Com a invasão do Capitólio, o imperialismo chega em casa
As cenas da invasão ao Capitólio ilustram bem o que acontece quando imperialismo chega em casa. Em sua nova coluna, Camarada Gringo analisa como isso pode reverberar no mundo, destacando o papel do excepcionalismo estadunidense.
A invasão ao Capitólio pelos trumpistas é o que acontece quando o imperialismo chega em casa.
No dia 6 de janeiro de 2021, duas semanas antes da posse presidencial de Joe Biden, estava marcada a última fase de oficialização do vencedor da eleição – cabia ao congresso contar os votos do colégio eleitoral.
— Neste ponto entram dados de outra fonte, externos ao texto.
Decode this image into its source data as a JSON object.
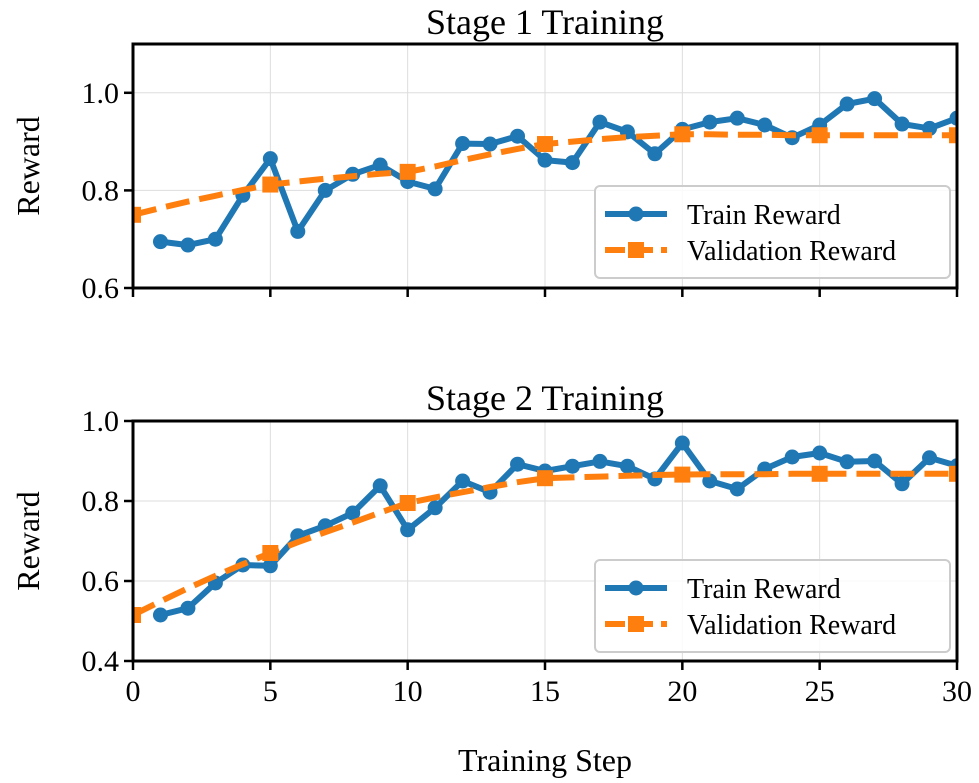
{
  "chart_data": [
    {
      "type": "line",
      "title": "Stage 1 Training",
      "xlabel": "",
      "ylabel": "Reward",
      "xlim": [
        0,
        30
      ],
      "ylim": [
        0.6,
        1.1
      ],
      "xticks": [
        0,
        5,
        10,
        15,
        20,
        25,
        30
      ],
      "yticks": [
        0.6,
        0.8,
        1.0
      ],
      "ytick_labels": [
        "0.6",
        "0.8",
        "1.0"
      ],
      "grid": true,
      "legend": "lower-right",
      "series": [
        {
          "name": "Train Reward",
          "color": "#1f77b4",
          "style": "solid-circle",
          "x": [
            1,
            2,
            3,
            4,
            5,
            6,
            7,
            8,
            9,
            10,
            11,
            12,
            13,
            14,
            15,
            16,
            17,
            18,
            19,
            20,
            21,
            22,
            23,
            24,
            25,
            26,
            27,
            28,
            29,
            30
          ],
          "y": [
            0.695,
            0.688,
            0.7,
            0.79,
            0.865,
            0.716,
            0.8,
            0.833,
            0.852,
            0.818,
            0.803,
            0.896,
            0.895,
            0.911,
            0.862,
            0.857,
            0.94,
            0.92,
            0.875,
            0.925,
            0.94,
            0.948,
            0.934,
            0.908,
            0.934,
            0.977,
            0.988,
            0.936,
            0.927,
            0.948
          ]
        },
        {
          "name": "Validation Reward",
          "color": "#ff7f0e",
          "style": "dashed-square",
          "x": [
            0,
            5,
            10,
            15,
            20,
            25,
            30
          ],
          "y": [
            0.75,
            0.812,
            0.838,
            0.895,
            0.915,
            0.913,
            0.913
          ],
          "line_x": [
            0,
            1,
            2,
            3,
            4,
            5,
            6,
            7,
            8,
            9,
            10,
            11,
            12,
            13,
            14,
            15,
            16,
            17,
            18,
            19,
            20,
            21,
            22,
            23,
            24,
            25,
            26,
            27,
            28,
            29,
            30
          ],
          "line_y": [
            0.75,
            0.764,
            0.777,
            0.789,
            0.801,
            0.812,
            0.818,
            0.824,
            0.829,
            0.834,
            0.838,
            0.849,
            0.862,
            0.874,
            0.885,
            0.895,
            0.9,
            0.905,
            0.909,
            0.912,
            0.915,
            0.915,
            0.914,
            0.914,
            0.913,
            0.913,
            0.913,
            0.913,
            0.913,
            0.913,
            0.913
          ]
        }
      ]
    },
    {
      "type": "line",
      "title": "Stage 2 Training",
      "xlabel": "Training Step",
      "ylabel": "Reward",
      "xlim": [
        0,
        30
      ],
      "ylim": [
        0.4,
        1.0
      ],
      "xticks": [
        0,
        5,
        10,
        15,
        20,
        25,
        30
      ],
      "yticks": [
        0.4,
        0.6,
        0.8,
        1.0
      ],
      "ytick_labels": [
        "0.4",
        "0.6",
        "0.8",
        "1.0"
      ],
      "grid": true,
      "legend": "lower-right",
      "series": [
        {
          "name": "Train Reward",
          "color": "#1f77b4",
          "style": "solid-circle",
          "x": [
            1,
            2,
            3,
            4,
            5,
            6,
            7,
            8,
            9,
            10,
            11,
            12,
            13,
            14,
            15,
            16,
            17,
            18,
            19,
            20,
            21,
            22,
            23,
            24,
            25,
            26,
            27,
            28,
            29,
            30
          ],
          "y": [
            0.515,
            0.532,
            0.595,
            0.64,
            0.638,
            0.713,
            0.738,
            0.77,
            0.838,
            0.728,
            0.783,
            0.85,
            0.822,
            0.892,
            0.875,
            0.887,
            0.899,
            0.887,
            0.855,
            0.945,
            0.85,
            0.83,
            0.88,
            0.91,
            0.92,
            0.898,
            0.9,
            0.843,
            0.908,
            0.888
          ]
        },
        {
          "name": "Validation Reward",
          "color": "#ff7f0e",
          "style": "dashed-square",
          "x": [
            0,
            5,
            10,
            15,
            20,
            25,
            30
          ],
          "y": [
            0.515,
            0.67,
            0.795,
            0.857,
            0.866,
            0.868,
            0.868
          ],
          "line_x": [
            0,
            1,
            2,
            3,
            4,
            5,
            6,
            7,
            8,
            9,
            10,
            11,
            12,
            13,
            14,
            15,
            16,
            17,
            18,
            19,
            20,
            21,
            22,
            23,
            24,
            25,
            26,
            27,
            28,
            29,
            30
          ],
          "line_y": [
            0.515,
            0.549,
            0.582,
            0.613,
            0.642,
            0.67,
            0.697,
            0.722,
            0.746,
            0.771,
            0.795,
            0.809,
            0.822,
            0.835,
            0.847,
            0.857,
            0.859,
            0.861,
            0.863,
            0.865,
            0.866,
            0.867,
            0.867,
            0.867,
            0.868,
            0.868,
            0.868,
            0.868,
            0.868,
            0.868,
            0.868
          ]
        }
      ]
    }
  ]
}
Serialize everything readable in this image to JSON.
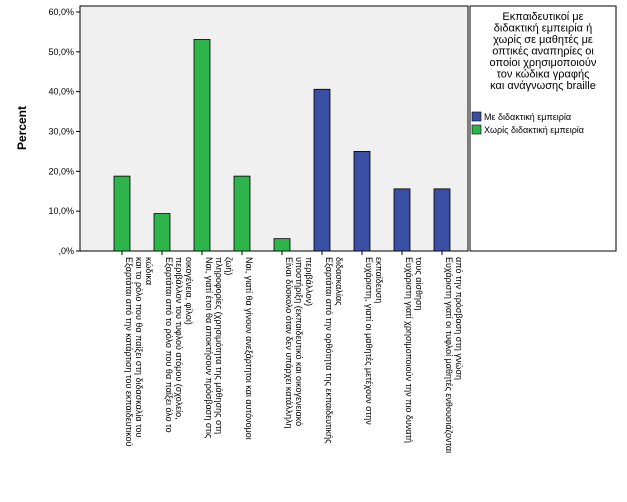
{
  "chart_data": {
    "type": "bar",
    "ylabel": "Percent",
    "xlabel": "",
    "ylim": [
      0,
      60
    ],
    "yticks": [
      "0%",
      "10,0%",
      "20,0%",
      "30,0%",
      "40,0%",
      "50,0%",
      "60,0%"
    ],
    "yticks_display": [
      ",0%",
      "10,0%",
      "20,0%",
      "30,0%",
      "40,0%",
      "50,0%",
      "60,0%"
    ],
    "grid": false,
    "legend": {
      "placement": "right",
      "title": [
        "Εκπαιδευτικοί με",
        "διδακτική εμπειρία ή",
        "χωρίς σε μαθητές με",
        "οπτικές αναπηρίες οι",
        "οποίοι χρησιμοποιούν",
        "τον κώδικα γραφής",
        "και ανάγνωσης braille"
      ],
      "entries": [
        "Με διδακτική εμπειρία",
        "Χωρίς διδακτική εμπειρία"
      ]
    },
    "colors": {
      "Με διδακτική εμπειρία": "#3a4ea3",
      "Χωρίς διδακτική εμπειρία": "#2db54b"
    },
    "categories": [
      {
        "lines": [
          "Εξαρτάται από την κατάρτιση του εκπαιδευτικού",
          "και το ρόλο που θα παίξει στη διδασκαλία του",
          "κώδικα"
        ],
        "series": "Χωρίς διδακτική εμπειρία",
        "value": 18.8
      },
      {
        "lines": [
          "Εξαρτάται από το ρόλο που θα παίξει όλο το",
          "περιβάλλον του τυφλού ατόμου (σχολείο,",
          "οικογένεια, φίλοι)"
        ],
        "series": "Χωρίς διδακτική εμπειρία",
        "value": 9.4
      },
      {
        "lines": [
          "Ναι, γιατί έτσι θα αποκτήσουν πρόσβαση στις",
          "πληροφορίες (χρησιμότητα της μάθησης στη",
          "ζωή)"
        ],
        "series": "Χωρίς διδακτική εμπειρία",
        "value": 53.1
      },
      {
        "lines": [
          "Ναι, γιατί θα γίνουν ανεξάρτητοι και αυτόνομοι"
        ],
        "series": "Χωρίς διδακτική εμπειρία",
        "value": 18.8
      },
      {
        "lines": [
          "Είναι δύσκολο όταν δεν υπάρχει κατάλληλη",
          "υποστήριξη (εκπαιδευτικό και οικογενειακό",
          "περιβάλλον)"
        ],
        "series": "Χωρίς διδακτική εμπειρία",
        "value": 3.1
      },
      {
        "lines": [
          "Εξαρτάται από την ορθότητα της εκπαιδευτικής",
          "διδασκαλίας"
        ],
        "series": "Με διδακτική εμπειρία",
        "value": 40.6
      },
      {
        "lines": [
          "Ευχάριστη, γιατί οι μαθητές μετέχουν στην",
          "εκπαίδευση"
        ],
        "series": "Με διδακτική εμπειρία",
        "value": 25.0
      },
      {
        "lines": [
          "Ευχάριστη γιατί χρησιμοποιούν την πιο δυνατή",
          "τους αίσθηση"
        ],
        "series": "Με διδακτική εμπειρία",
        "value": 15.6
      },
      {
        "lines": [
          "Ευχάριστη γιατί οι τυφλοί μαθητές ενθουσιάζονται",
          "από την πρόσβαση στη γνώση"
        ],
        "series": "Με διδακτική εμπειρία",
        "value": 15.6
      }
    ]
  }
}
Trump convocou seus apoiadores a estarem presentes em Washington D.C. neste dia. Milhares deles atenderam a convocação. Reunidos na capital, ouviram os discursos do presidente e do seu advogado, Rudy Giuliani. Giuliani declarou que era hora de um julgamento através do combate e Trump disse que os seus apoiadores deveriam ser firmes e mostrar a convicção deles para o vice-presidente, Mike Pence. A mensagem principal era de que houve fraude na eleição presidencial de 2020 e que, na verdade, Trump era o vencedor.
As palavras de Trump e Giuliane legitimaram sentimentos que estavam sendo gestados há semanas e então os apoiadores de Trump invadiram o Capitólio. As imagens impactantes repercutiram no mundo todo.
Entretanto, para quem acompanhou a concatenação dos eventos, a invasão não foi uma grande surpresa. Na noite anterior, vários grupos extremistas e milícias trumpistas protestaram nas ruas de Washington D.C.. Houve um conflito pequeno, mas não sem ironia: apoiadores de Trump brigaram com a polícia. O líder dos Proud Boys, Enrique Tarrio, foi preso e impedido de participar dos eventos no dia seguinte. Muitas das pessoas que compareceram à capital no dia 6 de janeiro não eram membros de grupos organizados e muitos eram de fora da cidade. Por exemplo, o sujeito que apareceu com chifres, rosto pintado e sem camisa é um ator, apoiador de Q-anon que veio do Arizona, um estado do outro lado do país. Há semanas que os trumpistas estavam cultivando a ideia de invadir o prédio do Capitólio, compartilhando o desejo e as informações nas mídias sociais como Facebook, Twitter, 4Chan, Parler, etc.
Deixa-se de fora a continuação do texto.